Ein Überlebensinstinkt aus der Urzeit
Bevor wir Angst verteufeln, sollten wir uns daran erinnern, dass sie uns am Leben hält. Angst ist ein uraltes Warnsystem, das uns vor Gefahren schützt. Schon unsere Vorfahren auf der Savanne verdankten ihr Überleben der Fähigkeit, Angst zu empfinden. Ein Rascheln im Gebüsch? Lieber einmal zu oft weglaufen, als vom Säbelzahntiger überrascht zu werden.
Im Gehirn sitzt das Angstzentrum in der Amygdala, einer mandelförmigen Struktur tief im limbischen System. Sie funktioniert wie ein Frühwarnsystem: Sie bewertet blitzschnell, ob etwas gefährlich sein könnte, und löst gegebenenfalls Alarm aus – noch bevor wir überhaupt bewusst darüber nachdenken.
Diese uralte Reaktionskette war über Jahrtausende hinweg überlebensnotwendig. Heute reagiert dieselbe Amygdala aber nicht mehr nur auf Raubtiere, sondern auch auf E-Mails vom Chef oder Chefin, Präsentationen vor Kolleg:innen oder piepsende Handys mitten in der Nacht. Kurz: Das System ist geblieben – die Bedrohungen haben sich geändert.

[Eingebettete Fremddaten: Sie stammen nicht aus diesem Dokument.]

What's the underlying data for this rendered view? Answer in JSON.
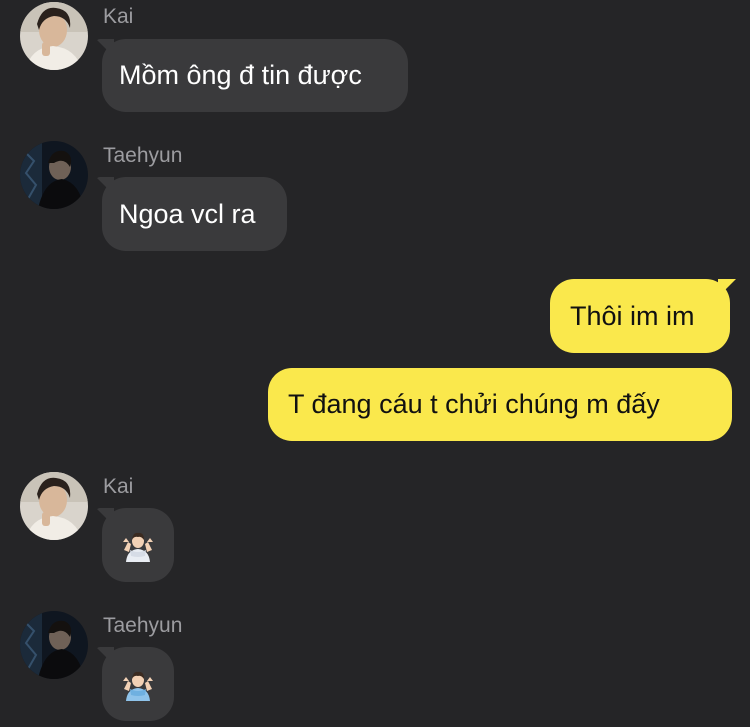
{
  "messages": [
    {
      "sender": "Kai",
      "text": "Mồm ông đ tin được",
      "direction": "incoming"
    },
    {
      "sender": "Taehyun",
      "text": "Ngoa vcl ra",
      "direction": "incoming"
    },
    {
      "text": "Thôi im im",
      "direction": "outgoing"
    },
    {
      "text": "T đang cáu t chửi chúng m đấy",
      "direction": "outgoing"
    },
    {
      "sender": "Kai",
      "emoji": "person-shrugging-emoji",
      "direction": "incoming"
    },
    {
      "sender": "Taehyun",
      "emoji": "person-shrugging-emoji",
      "direction": "incoming"
    }
  ],
  "colors": {
    "background": "#252527",
    "incoming_bubble": "#3a3a3c",
    "outgoing_bubble": "#fae84c",
    "sender_name": "#9c9ca0"
  }
}
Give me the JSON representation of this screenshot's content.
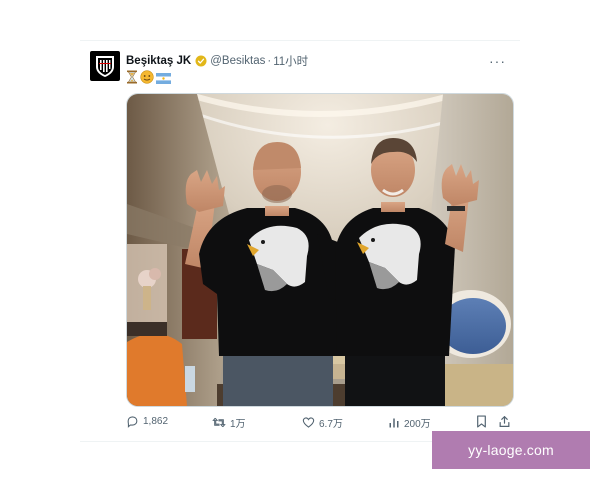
{
  "tweet": {
    "display_name": "Beşiktaş JK",
    "handle": "@Besiktas",
    "separator": "·",
    "time": "11小时",
    "emojis": [
      "hourglass-icon",
      "face-icon",
      "flag-argentina-icon"
    ],
    "more_label": "···",
    "verified_color": "#e2b719"
  },
  "actions": {
    "reply_count": "1,862",
    "retweet_count": "1万",
    "like_count": "6.7万",
    "views_count": "200万"
  },
  "watermark": "yy-laoge.com"
}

Gene, Hormone und ein empfindliches Nervensystem
Ein entscheidender Faktor dafür, wie stark wir Angst empfinden, steckt tief in uns: unsere Gene. Forscherinnen und Forscher haben herausgefunden, dass bestimmte genetische Varianten mit erhöhter Ängstlichkeit oder einer Neigung zu Angststörungen zusammenhängen.
Zum Beispiel beeinflusst das Serotonin-Transporter-Gen (5-HTTLPR), wie effizient unser Gehirn mit dem Glücksbotenstoff Serotonin umgeht. Menschen mit einer bestimmten Variante dieses Gens reagieren empfindlicher auf stressreiche Situationen – sie haben also biologisch gesehen ein „sensibleres“ Nervensystem.

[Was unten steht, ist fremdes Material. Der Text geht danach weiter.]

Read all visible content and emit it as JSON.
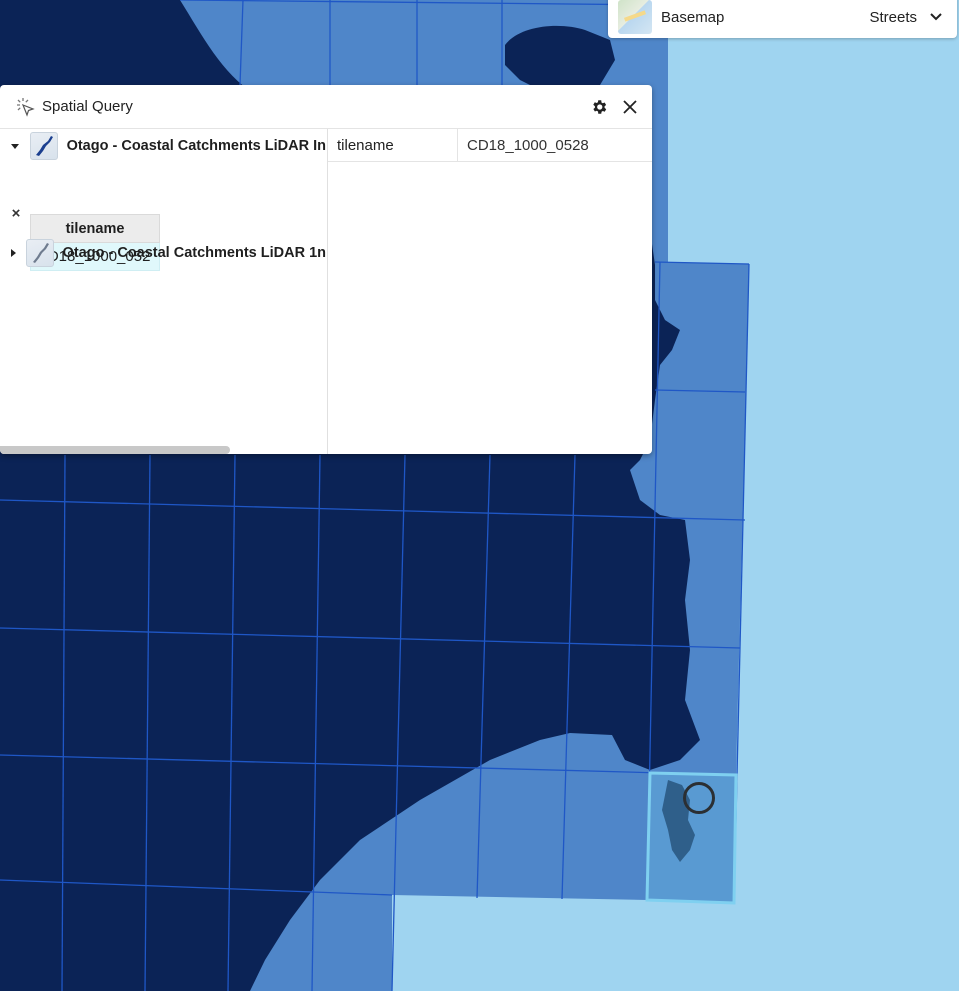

Auch das Stresshormon Cortisol spielt eine wichtige Rolle. Manche Menschen schütten bei Bedrohung mehr Cortisol aus als andere – ihr Körper reagiert intensiver, sie geraten schneller in Alarmzustand. Manche Nervensysteme sind eben etwas „nervöser“ verdrahtet als andere.
Dennoch, Gene sind keine Einbahnstraße. Sie beeinflussen zwar, wie anfällig wir für Angst sind, doch sie bestimmen es nicht zu 100 Prozent. Umwelt, Erziehung und Lebenserfahrungen können die Aktivität dieser Gene verändern – ein Phänomen, das die Wissenschaft Epigenetik nennt.
Spuren der Kindheit
Ein schreckhafter Mensch wird nicht geboren, sondern geprägt. Unsere frühen Erfahrungen haben einen enormen Einfluss darauf, wie wir später mit Angst umgehen. Kinder, die in einem sicheren, stabilen Umfeld aufwachsen, lernen meist, dass die Welt berechenbar ist. Ihr Gehirn verknüpft Stress mit lösbaren Problemen, nicht mit Panik.

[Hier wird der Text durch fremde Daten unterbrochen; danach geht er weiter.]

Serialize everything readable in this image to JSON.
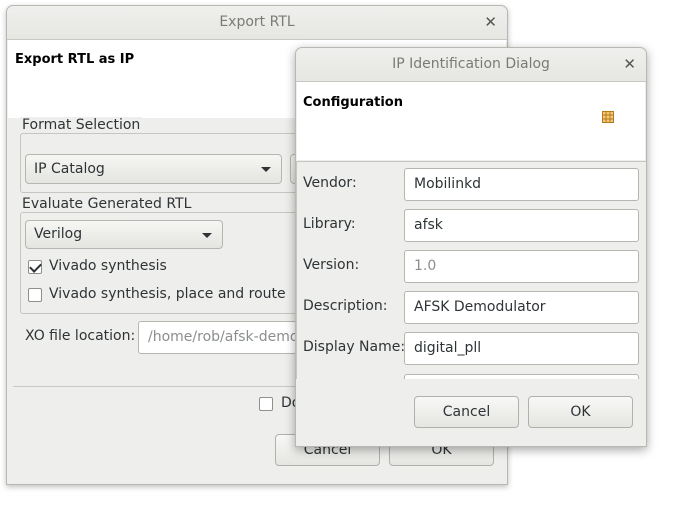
{
  "export_dialog": {
    "title": "Export RTL",
    "header": "Export RTL as IP",
    "format_selection": {
      "group_label": "Format Selection",
      "format_value": "IP Catalog"
    },
    "evaluate": {
      "group_label": "Evaluate Generated RTL",
      "language_value": "Verilog",
      "vivado_synthesis_label": "Vivado synthesis",
      "vivado_synthesis_checked": true,
      "vivado_pnr_label": "Vivado synthesis, place and route",
      "vivado_pnr_checked": false
    },
    "xo": {
      "label": "XO file location:",
      "value": "/home/rob/afsk-demod"
    },
    "do_checkbox_label": "Do",
    "cancel_label": "Cancel",
    "ok_label": "OK"
  },
  "ip_dialog": {
    "title": "IP Identification Dialog",
    "header": "Configuration",
    "header_icon": "grid-config-icon",
    "fields": [
      {
        "label": "Vendor:",
        "value": "Mobilinkd",
        "disabled": false
      },
      {
        "label": "Library:",
        "value": "afsk",
        "disabled": false
      },
      {
        "label": "Version:",
        "value": "1.0",
        "disabled": true
      },
      {
        "label": "Description:",
        "value": "AFSK Demodulator",
        "disabled": false
      },
      {
        "label": "Display Name:",
        "value": "digital_pll",
        "disabled": false
      }
    ],
    "cancel_label": "Cancel",
    "ok_label": "OK"
  },
  "colors": {
    "dialog_bg": "#eeeeec",
    "titlebar_text": "#7a7a76",
    "icon_accent": "#e8a33a"
  }
}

Ganz anders sieht es bei Kindern aus, die häufig Angst, Unsicherheit oder sogar Missbrauch erleben. Ihr Nervensystem lernt, ständig auf der Hut zu sein. Sie entwickeln ein „Hypervigilanz“-Muster – eine ständige innere Alarmbereitschaft. Später im Leben reicht dann oft schon ein kleiner Auslöser, um diese alte Alarmanlage schrillen zu lassen.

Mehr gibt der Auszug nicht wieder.